A battery-operated TV set was another interesting exhibit. The battery consisted of 10 Yardney Silvercells and a solid-state converter manufactured by Interelectronics Corp. Viewers were informed that it would operate the set up to 6 hours and could be recharged overnight (at a low charging rate).

Inertial guidance systems were displayed by a number of exhibitors. Inertial guidance is a method of locating one's position on the globe by starting from a fixed known point with equipment that tells how far and in what direction one moves. It consists of a "stable table" that maintains its position with relation to the earth and to any change in the position of the vehicle carrying it. Three gyroscopes, one in each direction of motion, give it that stability. Accelerometers take note of any acceleration in any of these directions, and electronic devices record their output in terms of direction and distance.
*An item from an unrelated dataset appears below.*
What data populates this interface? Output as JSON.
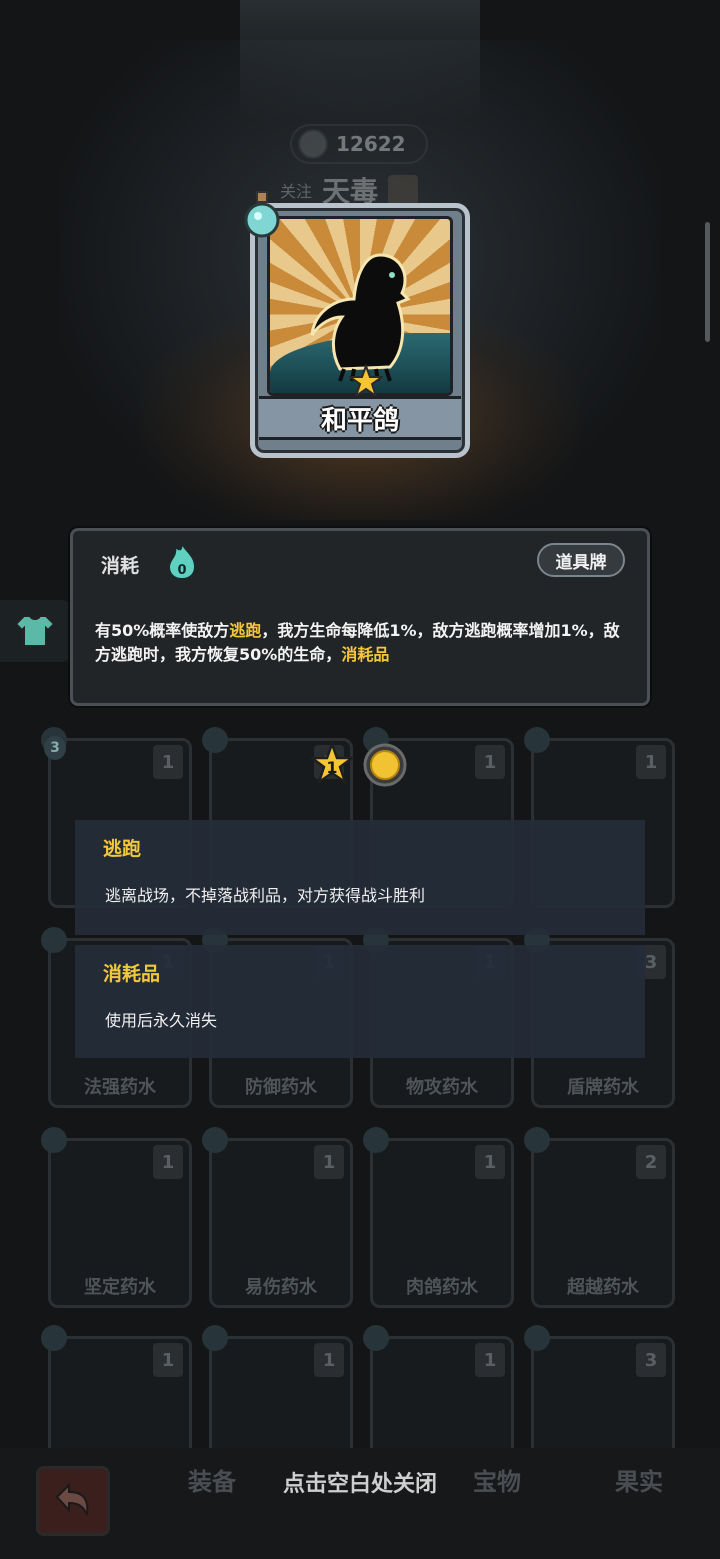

It is a system which might be called super dead reckoning, and can be used - for example - by a submarine traveling under Arctic ice, to indicate its position accurately.

A number of other displays were impressive in themselves, but revealed no startling advances in electronics. One, a portable antenna, brought back to the minds of old-timers the early days of portable radios, some of which were said to be best transportable by Mack truck. The antenna, exhibited by Kennedy Corp., was a parabola 28 feet across. It looked substantial enough for any permanent job, but two rubber-tired wheels were visible part way up the tower, and the whole job could be demounted and towed by a pickup truck. Probably it is the biggest piece of portable electronic equipment that is in existence.